Wird Deutschland aber weiterhin Menschen in die von dem Coronavirus besonders stark betroffenen Staaten China, Iran und Südkorea abschieben? Darüber entschieden die Bundesländer selbst, so das Bundesinnenministerium gegenüber der taz.
Innenminister Seehofer erklärte vor der Bundespressekonferenz, er hätte die Bundesländer gebeten, bei neu eingereisten Asylbewerbern Untersuchungen und geeignete Tests durchzuführen, um eine mögliche Coronainfektion frühzeitig zu erkennen. Denn ein Teil der Neuankömmlinge käme über Länder, „die man als vorbelastet bezeichnen muss“, so Seehofer. Bei Verdachtsfällen solle darauf verzichtet werden, die Menschen in ein anderes Bundesland zu schicken.
Tests in einzelnen Bundesländern
Einzelne Bundesländer wie Berlin oder Bayern testen neu eingereiste Asylbewerber bereits seit dieser Woche. Hier besteht allerdings ein hausgemachtes Problem: Um Deutschland für neu ankommende Asylbewerber unattraktiv zu machen, hat der Gesetzgeber unter anderem die medizinischen Leistungen in den ersten 15 Monaten nach Ankunft erheblich eingeschränkt. Darum müssen jetzt Regelungen her, wer die Tests überhaupt bezahlt und ob die Kosten auch übernommen werden, wenn ein Asylbewerber nicht neu eingereist ist, aber Symptome aufweist.
Die Entscheidung aus Rom könnte auch bedeuten, dass sich etliche Menschen aus dem Kirchenasysl wagen können. Denn viele Menschen harren nur deshalb im Kirchenasyl aus, weil die Bundesrepublik sie in einen anderen EU-Staat zurückschicken will, in welchen sie aber auf gar keinen Fall wollen.

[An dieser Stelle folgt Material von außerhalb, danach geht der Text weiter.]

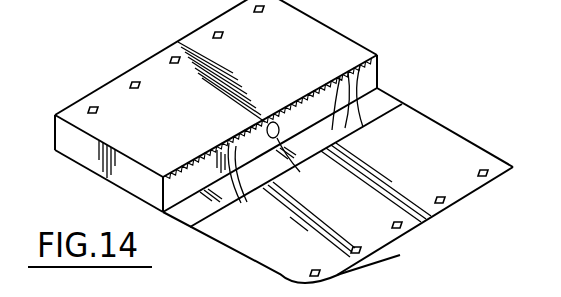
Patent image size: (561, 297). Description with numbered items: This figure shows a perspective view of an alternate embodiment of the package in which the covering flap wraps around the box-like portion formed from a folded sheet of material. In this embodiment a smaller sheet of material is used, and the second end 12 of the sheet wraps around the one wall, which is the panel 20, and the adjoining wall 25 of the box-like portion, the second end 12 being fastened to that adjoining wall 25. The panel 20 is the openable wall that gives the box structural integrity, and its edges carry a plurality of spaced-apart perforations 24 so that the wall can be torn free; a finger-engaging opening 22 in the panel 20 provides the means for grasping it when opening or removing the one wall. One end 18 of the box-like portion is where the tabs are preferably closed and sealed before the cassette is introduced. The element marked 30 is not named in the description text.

The second end 12 is at (468, 196).
The one end 18 is at (78, 147).
The panel 20 is at (162, 202).
The opening 22 is at (283, 150).
The perforations 24 is at (243, 192).
The adjoining wall 25 is at (147, 61).
The perforated edge strip 30 is at (250, 0).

„Das ist ein sehr sensibler Umgang von Italien mit dem Thema Corona“, sagte Bernhard Fricke von „Asyl in der Kirche“, gegenüber der taz. Man wolle sich nun einen Überblick verschaffen, wie viele Kirchenasyle von der Entscheidung betroffen sein könnten.
Rettungsschiffe unter Quarantäne
Das Virus hat auch Auswirkungen auf die Seerotrettung. Das private Rettungsschiff „Sea Watch 3“ mit 194 Flüchtlingen muss im sizilianischen Hafen von Messina eine zweiwöchige Quarantäne absolvieren, sagte ein Sprecher der Organisation. Die Flüchtlinge dürfen dabei an Land gehen. Auch die Crew muss in Quarantäne, bleibt allerdings an Bord.
Auch ein weiteres Seenotrettungsboot, die „Ocean Viking“, muss 14 Tage im Hafen von Pozzallo in Quarantäne ausharren. Die Besatzung hatte 274 Menschen gerettet und sie am Montag in den sizilianischen Hafen gebracht. Die Betreiber des Schiffes, die Organisationen Ärzte ohne Grenzen und SOS Méditerranée, fürchten jedoch, dass der Ausbruch des Coronavirus in Italien als Vorwand dient, die privaten Seenotretter an neuen Einsätzen zu hindern. Die Krankheit dürfe zu keiner ungerechtfertigten Abwehrhaltung gegenüber Flüchtlingen führen, forderten die Helfer.